# 2 big reds!!!!!!!!



## clinder (Mar 2, 2005)

went out to the pier last night. caught one 36in red after 15 min of having my bait in the water.released that one rebaited and caught a 45 incher 30 min later!damn good hour of fishing for me.seen lots of blues (small)8-12 in. caught the last five days along with whiting some giant rays (50 pound plus class) weakfish pilot fish a couple of horseshoe crabs and large blue crabs. also saw some sharpnose sharks bonnethead and two atlantic sturgeon fish one of wich i had the pleasure of catching.happy fishing guys.........


----------



## bluerunner (Jun 30, 2003)

wow..awesome report


----------



## Dixie719 (May 12, 2003)

I'll take that! 

Sounded like a darn nice day!!


----------



## Drumdum (Jan 6, 2003)

*45"*

That's a nice fish.. Congrats..


----------



## the rhondel (Feb 6, 2003)

geeeezzz!!  almost a season in one day.....the R


----------



## Looking4fish (Apr 10, 2005)

*Nice ones*

Good day. what kind of rig setup and bait did you use?


----------



## Cdog (Mar 18, 2002)

Two nice reds in th same hour, pretty work.


----------



## Guest (Apr 11, 2005)

Awesome!!!
Will Be Down Thursday For The Weekend And Sitting On The Pier Early Fri Morning. Hopefully I'll Have A Little Of Your Luck :d
What Type Of Bait??


----------



## Big Worm (Mar 29, 2005)

I wll be down may the 15th for good. Can't wait to get into some of that action.


----------



## emanuel (Apr 2, 2002)

It would just make sense that the weekend I go to Tampa is the weekend the big reds show up at Tybee.  
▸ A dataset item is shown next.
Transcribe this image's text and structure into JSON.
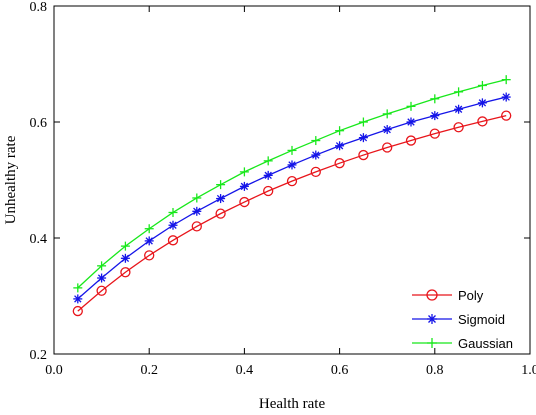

*Sigh* Maybe I'll hit the planks this weekend if work and weather conditions are right.


----------



## rhorm (Mar 25, 2005)

I'll be out on Tybee pier early Sun morning on into the noon hour or so. Hope to see some of you guys.


----------



## clinder (Mar 2, 2005)

*wat rig wat bait*

rig was a number 8 owner circle hook connected directly to a 3 and 1/2 foot of 80 pound malin wire one 80 pound swivel at the top a heavy duty sinker slide above that with a 5 oz pyramid. bait was the head of a 12 in. mullet fresh caught with a cast net.


----------



## Guest (May 2, 2005)

Nice,
Any Luck Lately?? It Should Be Bustin Wide Open Soon....


----------